Well, now Maroon is a Bruin. And thrown into the budding rivalry featuring two teams that seem to have a genuine distaste for one another, Maroon didn’t need anyone to tell him what to do in Game 1.

Maroon was yapping throughout the night on Monday, and he put himself in the familiar position of emasculating an entire bench full of professional hockey players. Then he got a taste of what it’s like to be a part of the goalie hug situation.

Jeremy Swayman hugs Pat Maroon

Eliot J. Schechter/NHLI via Getty Images


Maroon is a three-time Stanley Cup winner, and it’s not because he’s an elite sniper or playmaker. He’s got a rare skill set, and the Panthers got a rude introduction to it in Game 1.

After the violence of last year’s playoff series (which rolled right into most of the regular-season meetings this year between the Bruins and Panthers), the Bruins now stand a fighting chance of holding their own.

–Vibes. Have you seen the vibes? The vibes are vibing.

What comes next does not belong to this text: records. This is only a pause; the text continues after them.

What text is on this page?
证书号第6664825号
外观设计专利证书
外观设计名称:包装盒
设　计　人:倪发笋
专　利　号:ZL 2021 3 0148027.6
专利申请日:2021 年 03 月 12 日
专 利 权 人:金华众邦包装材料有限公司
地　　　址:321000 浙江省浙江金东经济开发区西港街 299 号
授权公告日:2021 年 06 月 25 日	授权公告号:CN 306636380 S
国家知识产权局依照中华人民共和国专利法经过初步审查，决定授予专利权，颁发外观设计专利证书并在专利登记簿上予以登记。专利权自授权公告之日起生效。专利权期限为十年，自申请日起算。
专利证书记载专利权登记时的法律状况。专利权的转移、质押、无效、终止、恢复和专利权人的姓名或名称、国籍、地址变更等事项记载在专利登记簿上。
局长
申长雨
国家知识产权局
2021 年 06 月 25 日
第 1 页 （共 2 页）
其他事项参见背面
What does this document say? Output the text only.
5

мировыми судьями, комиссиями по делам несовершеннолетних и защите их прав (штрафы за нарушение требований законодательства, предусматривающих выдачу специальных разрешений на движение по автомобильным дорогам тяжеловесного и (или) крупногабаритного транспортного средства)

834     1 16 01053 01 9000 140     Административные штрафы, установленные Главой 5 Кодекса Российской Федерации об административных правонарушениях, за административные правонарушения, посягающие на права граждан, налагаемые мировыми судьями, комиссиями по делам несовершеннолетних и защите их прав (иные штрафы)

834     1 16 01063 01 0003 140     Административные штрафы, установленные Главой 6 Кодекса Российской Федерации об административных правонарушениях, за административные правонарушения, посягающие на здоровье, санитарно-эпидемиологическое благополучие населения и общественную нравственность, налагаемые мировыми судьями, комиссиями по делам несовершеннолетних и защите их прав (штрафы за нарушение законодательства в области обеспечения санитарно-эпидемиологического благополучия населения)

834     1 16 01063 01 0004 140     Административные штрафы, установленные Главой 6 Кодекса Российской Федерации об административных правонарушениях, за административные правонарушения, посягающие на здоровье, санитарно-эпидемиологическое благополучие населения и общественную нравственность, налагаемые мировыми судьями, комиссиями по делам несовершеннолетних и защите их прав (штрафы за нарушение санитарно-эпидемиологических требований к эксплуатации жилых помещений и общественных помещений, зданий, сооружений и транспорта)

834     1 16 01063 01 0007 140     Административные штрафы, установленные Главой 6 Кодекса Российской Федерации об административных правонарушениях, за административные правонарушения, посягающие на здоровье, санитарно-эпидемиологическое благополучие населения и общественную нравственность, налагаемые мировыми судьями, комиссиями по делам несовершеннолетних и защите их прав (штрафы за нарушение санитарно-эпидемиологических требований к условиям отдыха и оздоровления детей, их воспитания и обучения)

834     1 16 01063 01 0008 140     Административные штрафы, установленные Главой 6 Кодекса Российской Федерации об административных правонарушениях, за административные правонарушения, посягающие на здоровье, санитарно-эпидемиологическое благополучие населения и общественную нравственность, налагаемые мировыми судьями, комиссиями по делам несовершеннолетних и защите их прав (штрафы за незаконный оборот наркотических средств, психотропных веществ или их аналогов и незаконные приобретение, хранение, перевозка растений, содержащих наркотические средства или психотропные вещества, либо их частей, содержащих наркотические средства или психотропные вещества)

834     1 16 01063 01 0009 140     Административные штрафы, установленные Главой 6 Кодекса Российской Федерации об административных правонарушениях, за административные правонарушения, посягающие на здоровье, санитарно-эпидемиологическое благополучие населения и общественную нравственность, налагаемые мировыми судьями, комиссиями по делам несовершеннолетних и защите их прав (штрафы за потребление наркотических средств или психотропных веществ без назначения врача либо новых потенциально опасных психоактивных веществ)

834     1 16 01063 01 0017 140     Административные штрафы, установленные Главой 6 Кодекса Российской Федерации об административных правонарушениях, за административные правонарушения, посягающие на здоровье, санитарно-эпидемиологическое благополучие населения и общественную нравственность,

Pastrnak scores the series winner in overtime after getting called out by his coach? Vibe boost.

Carlo flies down to Florida on a private jet the day his son is born and scores a beauty of a goal to help the team win on the road? Dad vibe boost.

A jacket hasn’t derived such joy and admiration since Richie Aprile pulled that beauty out of the trunk of his Cadillac and gifted it to Tony Soprano.

Of course — of course of course of course — the Bruins are merely 31 percent of the way to reaching their goal of 16 wins this postseason. Each win gets more difficult as the postseason wears on. And those vibes are often only as strong as the next night’s performance.

Everybody understands that, and nobody is carving out time in June for the Bruins to be playing in the Cup Final.

It’s just remarkable how drastically the entire outlook can change so quickly, going from one inch away from disaster to riding high on genuine confidence. That’s probably why for so many people, this time of year can be devastatingly agonizing yet so fun.